Elogio del estafador
Recuerdo perfectamente Uno de los nuestros (Goodfellas), la película de Martin Scorsese sobre el ascenso y caída de un hampón. Más de veinte años después de su estreno, tengo memorizada la escena en que Ray Liotta aspira cocaína con fondo musical de Sunshine of your love. Y el divertido momento del cadáver en el maletero que, sorpresa, aún vive. Y el gran final, cuando Liotta se acoge a un programa de protección de testigos y termina convertido en un triste vecino aburrido más.
Salí de esa película pensando: “Yo quiero ser mafioso. Por favor, Dios, si existes, hazme mafioso”.
Scorsese lo ha vuelto a hacer con su última película: El lobo de Wall Street, basada en la vida real del bróker Jordan Belfort. Los grandes delincuentes de hoy día no llevan armas de fuego, sino hipotecas subprime. Y no te amenazan con volarte los sesos, sino con opciones de compra preferente. Pero lo de la cocaína no ha cambiado (hay tradiciones tan arraigadas como la Navidad). Así que esta vez, el protagonista de la película no es un maleante, sino un corredor de Bolsa estafador.
Y, sin embargo, el humor negro de la película es el mismo que en la vieja Goodfellas: en una orgía de excesos, el protagonista se mete todas las drogas posibles en los momentos más inoportunos. Contrata cantidades industriales de prostitutas. Juega al tiro al blanco con enanos. Conduce un helicóptero borracho. Todo esto contado con un cinismo que arranca carcajadas y con una banda sonora sin desperdicio (inolvidable Gloria, de Umberto Tozzi, en el rescate de un lujoso yate partido por la mitad).

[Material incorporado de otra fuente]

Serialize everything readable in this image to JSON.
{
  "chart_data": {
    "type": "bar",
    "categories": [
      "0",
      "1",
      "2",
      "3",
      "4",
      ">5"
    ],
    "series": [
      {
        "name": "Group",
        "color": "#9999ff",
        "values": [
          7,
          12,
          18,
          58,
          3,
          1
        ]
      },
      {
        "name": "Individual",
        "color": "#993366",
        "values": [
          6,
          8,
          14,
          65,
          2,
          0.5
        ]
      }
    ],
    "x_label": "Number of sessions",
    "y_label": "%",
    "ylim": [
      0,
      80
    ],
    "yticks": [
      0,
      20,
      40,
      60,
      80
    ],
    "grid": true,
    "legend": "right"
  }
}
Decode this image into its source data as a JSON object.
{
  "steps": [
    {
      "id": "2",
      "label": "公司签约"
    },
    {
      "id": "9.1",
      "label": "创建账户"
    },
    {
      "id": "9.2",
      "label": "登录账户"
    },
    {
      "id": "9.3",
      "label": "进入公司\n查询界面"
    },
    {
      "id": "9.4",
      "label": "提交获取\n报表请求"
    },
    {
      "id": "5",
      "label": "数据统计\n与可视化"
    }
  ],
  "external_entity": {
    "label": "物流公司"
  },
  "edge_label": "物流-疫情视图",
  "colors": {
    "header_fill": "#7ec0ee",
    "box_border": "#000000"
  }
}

En consecuencia, uno sale de la película pensando: “Quiero ser corredor de Bolsa. Dios, si me haces corredor de Bolsa, te daré un 20% de los beneficios”.
Como era de esperar, este retrato cómico de la depravación capitalista ha levantado una gran polémica. Miembros de la Academia de Hollywood y víctimas del Belfort de la vida real se han escandalizado públicamente. La actriz Hope Holiday consideró a la película “basura repugnante”. La hija de un bróker delatado por Belfort acusó a Scorsese de ser “aliado de un criminal”.

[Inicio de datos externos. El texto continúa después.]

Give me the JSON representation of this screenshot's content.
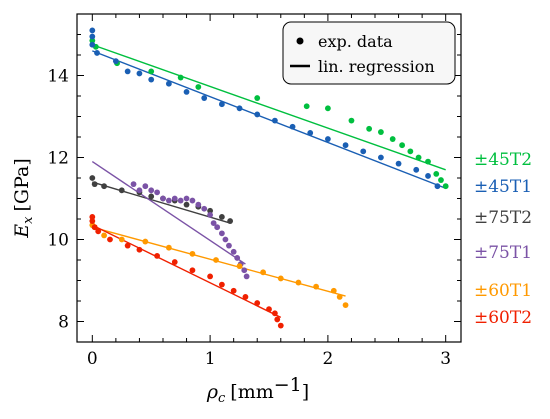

Según estas personas, Jordan Belfort era un ser humano repulsivo, y el cine debería mostrarlo como tal. Sus aventuras no deberían parecer divertidas, porque eso sugiere que sus actos fueron tolerables, e incluso puede animar a otras personas a imitarlo.
Debo decirles a los detractores de El lobo de Wall Street que pueden estar tranquilos: después de ver Goodfellas, yo no me hice mafioso. Como la mayor parte de los espectadores, sentí cómo el poder desmedido y arbitrario destruye también al que lo ejerce. Hice una pequeña reflexión y otro día vi otra película. Hasta donde sé, tampoco los espectadores de El lobo de Wall Street se han hecho automáticamente corredores de Bolsa.

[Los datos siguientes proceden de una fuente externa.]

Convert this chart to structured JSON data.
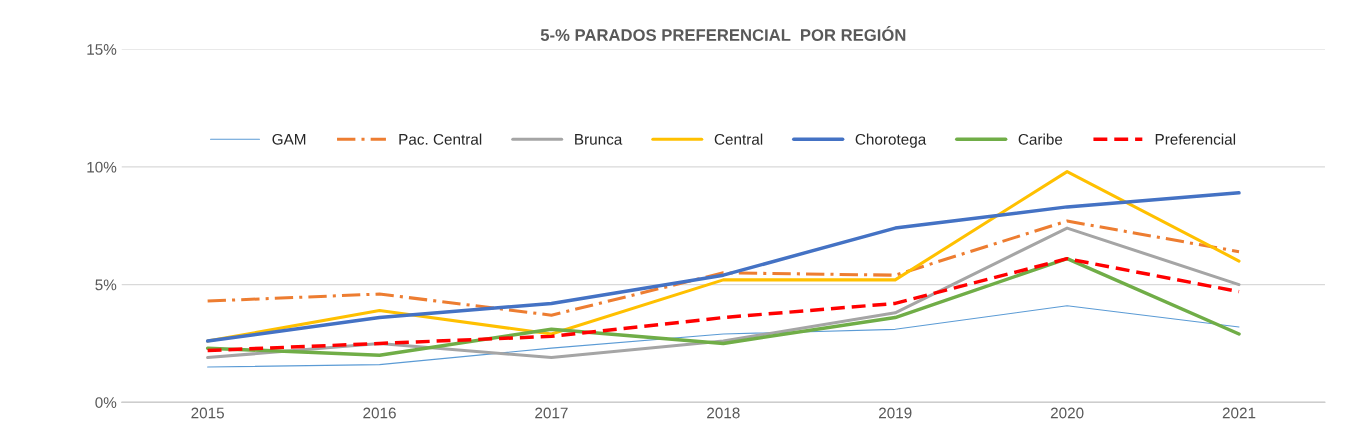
{
  "chart_data": {
    "type": "line",
    "title": "5-% PARADOS PREFERENCIAL  POR REGIÓN",
    "categories": [
      "2015",
      "2016",
      "2017",
      "2018",
      "2019",
      "2020",
      "2021"
    ],
    "series": [
      {
        "name": "GAM",
        "color": "#5b9bd5",
        "values": [
          1.5,
          1.6,
          2.3,
          2.9,
          3.1,
          4.1,
          3.2
        ],
        "line_style": "solid"
      },
      {
        "name": "Pac. Central",
        "color": "#ed7d31",
        "values": [
          4.3,
          4.6,
          3.7,
          5.5,
          5.4,
          7.7,
          6.4
        ],
        "line_style": "dashdot"
      },
      {
        "name": "Brunca",
        "color": "#a5a5a5",
        "values": [
          1.9,
          2.5,
          1.9,
          2.6,
          3.8,
          7.4,
          5.0
        ],
        "line_style": "solid"
      },
      {
        "name": "Central",
        "color": "#ffc000",
        "values": [
          2.6,
          3.9,
          2.9,
          5.2,
          5.2,
          9.8,
          6.0
        ],
        "line_style": "solid"
      },
      {
        "name": "Chorotega",
        "color": "#4472c4",
        "values": [
          2.6,
          3.6,
          4.2,
          5.4,
          7.4,
          8.3,
          8.9
        ],
        "line_style": "solid"
      },
      {
        "name": "Caribe",
        "color": "#70ad47",
        "values": [
          2.3,
          2.0,
          3.1,
          2.5,
          3.6,
          6.1,
          2.9
        ],
        "line_style": "solid"
      },
      {
        "name": "Preferencial",
        "color": "#ff0000",
        "values": [
          2.2,
          2.5,
          2.8,
          3.6,
          4.2,
          6.1,
          4.7
        ],
        "line_style": "dashed"
      }
    ],
    "ylim": [
      0,
      15
    ],
    "yticks": [
      {
        "value": 0,
        "label": "0%"
      },
      {
        "value": 5,
        "label": "5%"
      },
      {
        "value": 10,
        "label": "10%"
      },
      {
        "value": 15,
        "label": "15%"
      }
    ],
    "grid": "y",
    "legend": "top",
    "marker": "none"
  }
}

Lo que sí consigue Scorsese, tras las carcajadas, es hacerte notar que el energúmeno de Belfort fue un éxito, porque se alimentó de un sistema financiero que premiaba a gente como él. Su historia es una feroz crítica a una sociedad que ha convertido el dinero en una droga más, una denuncia a la hipocresía de una cultura que sólo te mide por el peso de tu chequera.
Los detractores de la película creen que los espectadores no entenderán eso. Que las inocentes cabecitas del público son manipulables, y todos saldremos corriendo del cine a aspirar cocaína en el trasero de prostitutas. Absurdo, pero no nuevo. También ha habido Gobiernos decididos a proteger a la gente de su propia “inocencia”; por ejemplo, el III Reich. Hitler mandó quemar cuadros licenciosos y libros llenos de historias inmorales. Y ya sabemos cuánto mejoró su sociedad con eso.
Aristóteles decía: “El arte imita a la vida”. El cine es arte: un espejo del ser humano, con sus virtudes y defectos, que nos ayuda a entendernos mejor. Quien debe darnos miedo no es el artista, sino quien cree que somos bobos, y que hay que protegernos de nosotros mismos. Ese es, si lo dejamos suelto, el verdadero lobo.